Dax, Good for you, seeking counselling!:D See, you are doing something right!!!:D Don't take all the blame for the troubles you're having. It certainly does take two. Hope you and your DH can work through these bumps in the road.

TC:cool:
 
Thanks Guys...No we do not have children, just fur babies. He has been taking something for the anxiety and was just put on Paxil yesterday for the depression. I know nothing about it, or how long it takes to work. I have not been given any meds as I am seeing a psychologist and they cannot prescribe meds.

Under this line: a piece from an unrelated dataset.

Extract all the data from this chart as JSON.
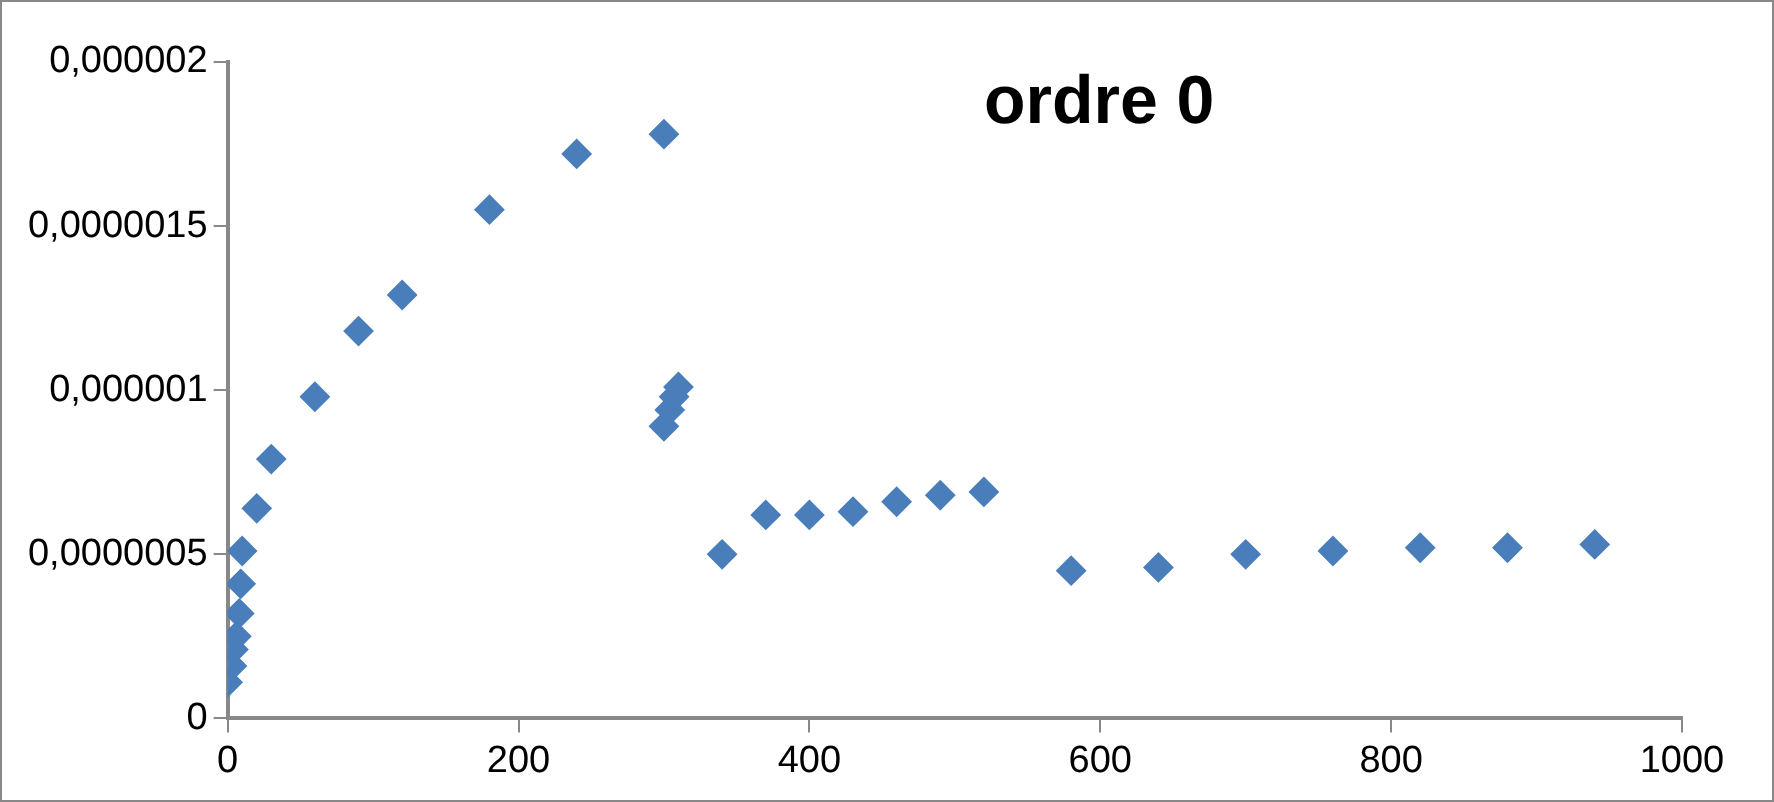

It was suggested we talk through email or online through IM. So that is also one of our options, and that works....sometimes. It occasionaly backfires. We both have a lot of issues that need to be worked out. Hopefully we can get them worked out. Thanks again guys. Keep the prayers up for us....
 
I'm sorry, Dax....*HUGS*

You've gotten some great advice and support so far.
 
{{{HUGS}}} to you Dax.

First, congratulations on sticking with the marriage and trying to work things out.
Second, since I don't know what point and time you are wanting to go back to in order to 'fix' things all I can say is that that is in the past. Work towards tomorrow. If trust has been lost then work towards building that trust back.
Letters written with a lot of thought work best. Don't write something in anger. Make sure that the words truly express what you are feeling, if you are crying when you write the letter let him know. When I write something to DH I read/edit it several times to make sure I am getting my point across without starting a new fight/argument....otherwise all the letter has done is add fuel to the fire. I found IM's seem to hurt rather than help because there isn't as much thought into what is being said, it is more emotions.
For lent my goal was to build our marriage. I tried to not let the 'little things' bother me....biting my tongue. I didn't tell DH this was my lent goal...but it wasn't long before he commented on how everything was improving. Little changes over time improve the marriage.
I really hope your DH realizes that saying hurtful things is not the best way to get things solved.
The best to you both in your counseling efforts.